How to check if googlebot will index a given url?

We're doing a whitelabel site, which mustn't be google indexed.
Does anyone know a tool to check if the googlebot will index a given url ?
I've put <meta name="robots" content="noindex" /> on all pages, so it shouldn't be indexed - however I'd rather be 110% certain by testing it.
I know I could use robots.txt, however the problem with robots.txt is as follows:
Our mainsite should be indexed, and it's the same application on the IIS (ASP.Net) as the whitelabel site - the only difference is the url.
I cannot modify the robots.txt depending on the incoming url, but I can add a meta tag to all pages from my code-behind.
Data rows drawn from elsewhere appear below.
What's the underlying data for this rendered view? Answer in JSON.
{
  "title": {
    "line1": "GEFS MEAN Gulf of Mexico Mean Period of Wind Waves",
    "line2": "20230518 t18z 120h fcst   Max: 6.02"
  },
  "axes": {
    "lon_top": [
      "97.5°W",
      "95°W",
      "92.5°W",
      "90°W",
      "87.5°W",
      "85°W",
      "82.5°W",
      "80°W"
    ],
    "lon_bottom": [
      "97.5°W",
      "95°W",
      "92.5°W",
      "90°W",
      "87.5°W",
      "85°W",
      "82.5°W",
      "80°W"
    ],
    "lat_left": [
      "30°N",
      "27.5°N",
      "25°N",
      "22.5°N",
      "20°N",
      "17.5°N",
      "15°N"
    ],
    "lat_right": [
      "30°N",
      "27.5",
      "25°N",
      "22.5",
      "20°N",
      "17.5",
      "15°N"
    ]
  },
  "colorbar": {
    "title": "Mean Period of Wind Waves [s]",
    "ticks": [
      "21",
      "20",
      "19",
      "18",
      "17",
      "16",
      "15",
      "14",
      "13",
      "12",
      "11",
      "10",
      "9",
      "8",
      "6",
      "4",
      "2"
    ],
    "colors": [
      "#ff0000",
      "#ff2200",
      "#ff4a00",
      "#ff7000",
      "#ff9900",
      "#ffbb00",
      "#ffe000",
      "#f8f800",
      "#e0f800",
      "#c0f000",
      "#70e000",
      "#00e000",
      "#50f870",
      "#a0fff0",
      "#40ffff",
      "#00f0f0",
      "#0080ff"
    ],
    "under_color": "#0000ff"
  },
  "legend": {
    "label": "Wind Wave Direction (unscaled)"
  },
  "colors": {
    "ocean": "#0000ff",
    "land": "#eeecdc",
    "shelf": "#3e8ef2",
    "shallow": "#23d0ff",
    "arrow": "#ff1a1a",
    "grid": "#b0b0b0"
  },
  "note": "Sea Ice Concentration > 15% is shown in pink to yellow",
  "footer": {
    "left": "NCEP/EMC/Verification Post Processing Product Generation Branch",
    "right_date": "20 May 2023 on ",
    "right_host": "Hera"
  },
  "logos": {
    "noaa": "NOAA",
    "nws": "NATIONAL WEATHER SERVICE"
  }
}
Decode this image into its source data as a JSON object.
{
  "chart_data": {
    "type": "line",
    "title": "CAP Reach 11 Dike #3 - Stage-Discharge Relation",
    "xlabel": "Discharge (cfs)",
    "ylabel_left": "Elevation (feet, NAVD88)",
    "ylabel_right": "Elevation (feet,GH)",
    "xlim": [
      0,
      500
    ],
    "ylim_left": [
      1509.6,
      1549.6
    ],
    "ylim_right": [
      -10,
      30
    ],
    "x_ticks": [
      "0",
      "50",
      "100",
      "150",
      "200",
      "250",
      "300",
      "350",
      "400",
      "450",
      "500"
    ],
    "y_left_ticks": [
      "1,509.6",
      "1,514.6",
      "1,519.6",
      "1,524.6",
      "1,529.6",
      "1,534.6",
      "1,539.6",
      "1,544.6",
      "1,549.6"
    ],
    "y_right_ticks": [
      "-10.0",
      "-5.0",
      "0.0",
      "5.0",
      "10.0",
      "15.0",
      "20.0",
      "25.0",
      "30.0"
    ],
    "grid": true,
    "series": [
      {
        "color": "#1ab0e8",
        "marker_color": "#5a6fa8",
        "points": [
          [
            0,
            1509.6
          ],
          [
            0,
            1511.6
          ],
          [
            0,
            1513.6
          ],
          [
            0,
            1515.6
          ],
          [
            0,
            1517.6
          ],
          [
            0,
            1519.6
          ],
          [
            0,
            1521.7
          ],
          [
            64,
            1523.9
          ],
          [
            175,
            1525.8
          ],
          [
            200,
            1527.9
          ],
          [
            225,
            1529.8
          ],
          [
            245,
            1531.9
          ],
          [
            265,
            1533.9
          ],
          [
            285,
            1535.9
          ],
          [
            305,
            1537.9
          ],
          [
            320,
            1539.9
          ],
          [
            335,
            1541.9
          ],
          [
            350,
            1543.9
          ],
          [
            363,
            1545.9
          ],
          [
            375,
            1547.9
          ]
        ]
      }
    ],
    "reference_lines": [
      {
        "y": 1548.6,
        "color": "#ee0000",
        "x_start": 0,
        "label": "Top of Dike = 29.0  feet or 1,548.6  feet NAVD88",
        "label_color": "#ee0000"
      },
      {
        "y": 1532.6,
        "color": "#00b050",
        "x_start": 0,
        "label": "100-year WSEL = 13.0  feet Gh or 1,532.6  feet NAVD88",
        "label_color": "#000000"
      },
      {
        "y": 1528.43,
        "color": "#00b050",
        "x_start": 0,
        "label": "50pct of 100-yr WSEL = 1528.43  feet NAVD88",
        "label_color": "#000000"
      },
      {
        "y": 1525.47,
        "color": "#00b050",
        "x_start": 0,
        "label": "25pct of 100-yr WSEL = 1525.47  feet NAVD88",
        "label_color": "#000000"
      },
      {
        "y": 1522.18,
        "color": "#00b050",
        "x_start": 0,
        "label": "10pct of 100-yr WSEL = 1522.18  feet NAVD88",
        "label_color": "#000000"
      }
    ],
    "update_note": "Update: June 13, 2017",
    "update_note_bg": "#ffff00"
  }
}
You should add a Robots.txt to your site.
However, the only perfect way to prevent search engines from indexing a site is to require authentication. (Some spiders ignore Robots.txt)
EDIT: You need to add an handler for Robots.txt to serve different files depending on the Host header.
You'll need to configure IIS to send the Robots.txt request through ASP.Net; the exact instructions depend on the IIS version.
Google Webmasters Tools (google.com/webmasters/tools) will (other than permitting you to upload a sitemap) do a test crawl of your site and tell you what they crawled, how it rates for certain queries, and what they will crawl and what not.
The test crawl isn't automatically included in google results, anyway if you're trying to hide sensitive data from the prying eyes of Google you cannot count on that alone: put some authentication on the line of fire, no matter what.